Nach Angaben des Landes hat die Staatsanwaltschaft auf Anzeige der CSSF hin Ermittlungen wegen des Verdachts der Geldwäsche aufgenommen. Im Oktober wurden die Büros der im Forum Royal ansässigen Verwaltungsgesellschaft von der Polizei durchsucht. In einem Schreiben vom 9. Juli 2020 an den Fondsmanager, das dem Land vorliegt, legt die Finanzaufsichtsbehörde auf 154 Seiten die sachlichen und rechtlichen Grundlagen dar, auf denen ihre Sanktion beruht (siehe Kasten). Das parabankäre Ökosystem, wie beispielsweise Investmentfondsverwaltungsgesellschaften, gerät heute zunehmend ins Visier der für die Bekämpfung von Geldwäsche und Terrorismusfinanzierung zuständigen Behörden. Die CSSF arbeitet unter der Aufsicht der Financial Action Task Force (FATF), deren bevorstehender Besuch sowohl den Fachleuten der Branche als auch den Behörden Angst einjagt. Die „Pandora Papers“ haben kürzlich erneut auf die Möglichkeit hingewiesen, dass Dritte die Identität des wirtschaftlich Berechtigten eines Unternehmens verschleiern können (genauso wie „Open Lux“ zuvor auf Mängel im Register hingewiesen hatte). Der Fall Finexis zeigt, dass diese Praxis auch bei Fonds angewendet wird und Geldwäsche Tür und Tor öffnen kann (wobei das betreffende Unternehmen und seine Geschäftsführung zum gegenwärtigen Zeitpunkt als unschuldig anzusehen sind). In ihrer Mitteilung der Beschwerdepunkte bezieht sich die CSSF auf ihre Vor-Ort-Prüfung, die von Juni 2019 bis Januar 2020 durchgeführt wurde (und vor der Ankunft vor Ort angekündigt worden war). Die Prüfung bezog sich genau auf die Maßnahmen zur Bekämpfung der Geldwäsche und auf die interne Unternehmensführung. Im Februar 2020 wurde anschließend ein „Fact Validation Meeting“ mit der Geschäftsführung, Tom Bernardy und Christian Denizon, organisiert, und das betreffende Schreiben berücksichtigt die bis Ende Februar vom Unternehmen gegebenen Antworten. Die CSSF zählt eine ganze Reihe von Fällen „schwerwiegender und anhaltender Verstöße gegen die beruflichen Verpflichtungen“ auf. Eine ganze Reihe.

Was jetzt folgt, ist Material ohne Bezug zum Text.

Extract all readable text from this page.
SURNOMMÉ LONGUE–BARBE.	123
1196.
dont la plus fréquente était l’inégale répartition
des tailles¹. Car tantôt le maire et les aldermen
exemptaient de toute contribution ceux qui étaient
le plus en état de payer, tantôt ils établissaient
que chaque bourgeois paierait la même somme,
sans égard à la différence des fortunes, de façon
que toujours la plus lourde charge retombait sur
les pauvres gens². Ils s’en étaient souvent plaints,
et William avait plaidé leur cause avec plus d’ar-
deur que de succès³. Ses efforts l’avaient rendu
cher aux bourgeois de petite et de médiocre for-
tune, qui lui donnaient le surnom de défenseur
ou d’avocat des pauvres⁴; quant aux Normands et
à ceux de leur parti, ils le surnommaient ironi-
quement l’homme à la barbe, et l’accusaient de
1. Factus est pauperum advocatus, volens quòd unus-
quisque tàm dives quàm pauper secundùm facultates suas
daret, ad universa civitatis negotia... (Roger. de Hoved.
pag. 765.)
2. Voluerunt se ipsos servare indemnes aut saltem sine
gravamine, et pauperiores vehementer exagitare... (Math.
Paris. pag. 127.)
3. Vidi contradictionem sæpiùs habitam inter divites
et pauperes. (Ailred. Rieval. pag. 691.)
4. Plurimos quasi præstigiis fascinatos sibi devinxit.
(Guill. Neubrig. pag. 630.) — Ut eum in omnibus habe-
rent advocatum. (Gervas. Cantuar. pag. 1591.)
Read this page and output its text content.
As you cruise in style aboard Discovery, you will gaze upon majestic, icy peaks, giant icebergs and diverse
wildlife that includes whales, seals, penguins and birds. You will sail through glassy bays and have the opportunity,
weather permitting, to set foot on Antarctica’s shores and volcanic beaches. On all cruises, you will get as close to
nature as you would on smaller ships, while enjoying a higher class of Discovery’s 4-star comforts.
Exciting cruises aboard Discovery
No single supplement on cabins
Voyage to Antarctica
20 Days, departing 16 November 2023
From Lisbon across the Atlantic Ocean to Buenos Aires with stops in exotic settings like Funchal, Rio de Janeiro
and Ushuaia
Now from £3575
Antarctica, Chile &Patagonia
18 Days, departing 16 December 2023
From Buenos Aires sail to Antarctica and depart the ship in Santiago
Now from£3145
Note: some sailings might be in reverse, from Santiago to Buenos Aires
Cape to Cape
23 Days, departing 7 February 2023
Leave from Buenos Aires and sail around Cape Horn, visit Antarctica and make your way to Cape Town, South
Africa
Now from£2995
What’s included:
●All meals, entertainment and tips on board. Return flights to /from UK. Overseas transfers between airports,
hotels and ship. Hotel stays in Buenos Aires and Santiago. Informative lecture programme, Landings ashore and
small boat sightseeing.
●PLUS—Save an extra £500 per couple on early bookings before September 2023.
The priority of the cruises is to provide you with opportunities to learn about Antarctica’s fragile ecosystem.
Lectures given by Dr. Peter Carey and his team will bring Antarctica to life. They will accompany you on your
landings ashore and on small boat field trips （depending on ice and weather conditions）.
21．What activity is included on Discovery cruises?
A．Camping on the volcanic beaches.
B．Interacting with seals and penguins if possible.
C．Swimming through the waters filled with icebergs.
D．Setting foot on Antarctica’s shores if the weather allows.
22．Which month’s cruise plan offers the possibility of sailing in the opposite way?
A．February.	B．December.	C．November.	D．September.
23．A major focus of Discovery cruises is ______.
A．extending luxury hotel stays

Hervorzuheben ist die Geschäftsbeziehung mit dem Hauptkunden von Finexis, Golden Partner. Die CSSF führt deren Ursprung auf den April 2016 zurück, als das mysteriöse chinesisch-schweizerische Unternehmen eine beträchtliche Anzahl von Anteilen an zwei von Finexis aufgelegten Fonds erwarb. Die Aufsichtsbehörde weist bereits auf das Fehlen einer Due-Diligence-Prüfung bei Aufnahme der Geschäftsbeziehung hin. Dokumentiert ist lediglich die (äußerst undurchsichtige) Struktur der Gruppe: Golden Partner International SPF (2015 von den Dienststellen von Edmond de Rothschild gegründet) befand sich ursprünglich im Besitz eines neuseeländischen Trusts (W Trust), dessen Treuhänder die Golden Partner Holding (New Zealand) war, dessen Gründer der Ehemann der Schwester des in Luxemburg identifizierten wirtschaftlich Berechtigten (des chinesischen Staatsangehörigen Wang Donghua) war und dessen wirtschaftlich Berechtigter eine im Gartenbau tätige Gesellschaft auf den Britischen Jungferninseln war. Im Jahr 2017 änderte sich die Aktionärsstruktur. Die liechtensteinische Stiftung Wang Foundation übernahm die Anteile an der luxemburgischen Vermögensgesellschaft. Als „Protector“ fungiert Wang Donghua, sein Vater ist der Gründer und seine minderjährigen Kinder sind die wirtschaftlich Berechtigten. Doch lange Zeit konnte niemand bei Finexis sagen, wer der wirtschaftliche Eigentümer tatsächlich war – ob es sich um Wang Donghua selbst (der in den Offshore-Leaks genannt wurde) oder um seinen Schwager handelte. Der damalige Geschäftsführer reiste nach Shanghai, um sich Gewissheit zu verschaffen. Die CSSF hat ein Schreiben ausgegraben, das Christian Denizon im Oktober 2017 an den Chinesen geschickt hatte: „&Finexis hat genau das getan, was Golden Partner wollte; wir haben uns äußerst flexibel gezeigt, als die Unternehmen von Golden Partner 18 Monate lang keine Angaben zum wirtschaftlichen Eigentümer (BO, Anm. d. Red.) oder entsprechende Dokumente vorlegten. “

Golden Partner ist für Finexis zu einem systemrelevanten Faktor geworden. Im Jahr 2017 erwirtschaftete das Unternehmen 27 Prozent des Umsatzes des luxemburgischen Fondsverwaltungs-KMU (zwischen zwanzig und dreißig Mitarbeitern), im Jahr 2018 waren es nach Berechnungen der Aufsichtsbehörde 37 Prozent. Im Jahr 2019 fungierte Finexis als Verwalter alternativer Investmentfonds (GFIA) für dreizehn von Golden Partner initiierte Fonds. Am Boulevard Royal kehrte man dazu zurück, das zu tun, was „die Chinesen“ (wie sie in E-Mails zwischen Mitarbeitern bezeichnet wurden) wollten. Dabei unterliegt der Fondsmanager zahlreichen Auflagen hinsichtlich der Anlagepolitik, der Transaktionskontrolle usw. Denn auch andere Personen investieren in diese Vehikel.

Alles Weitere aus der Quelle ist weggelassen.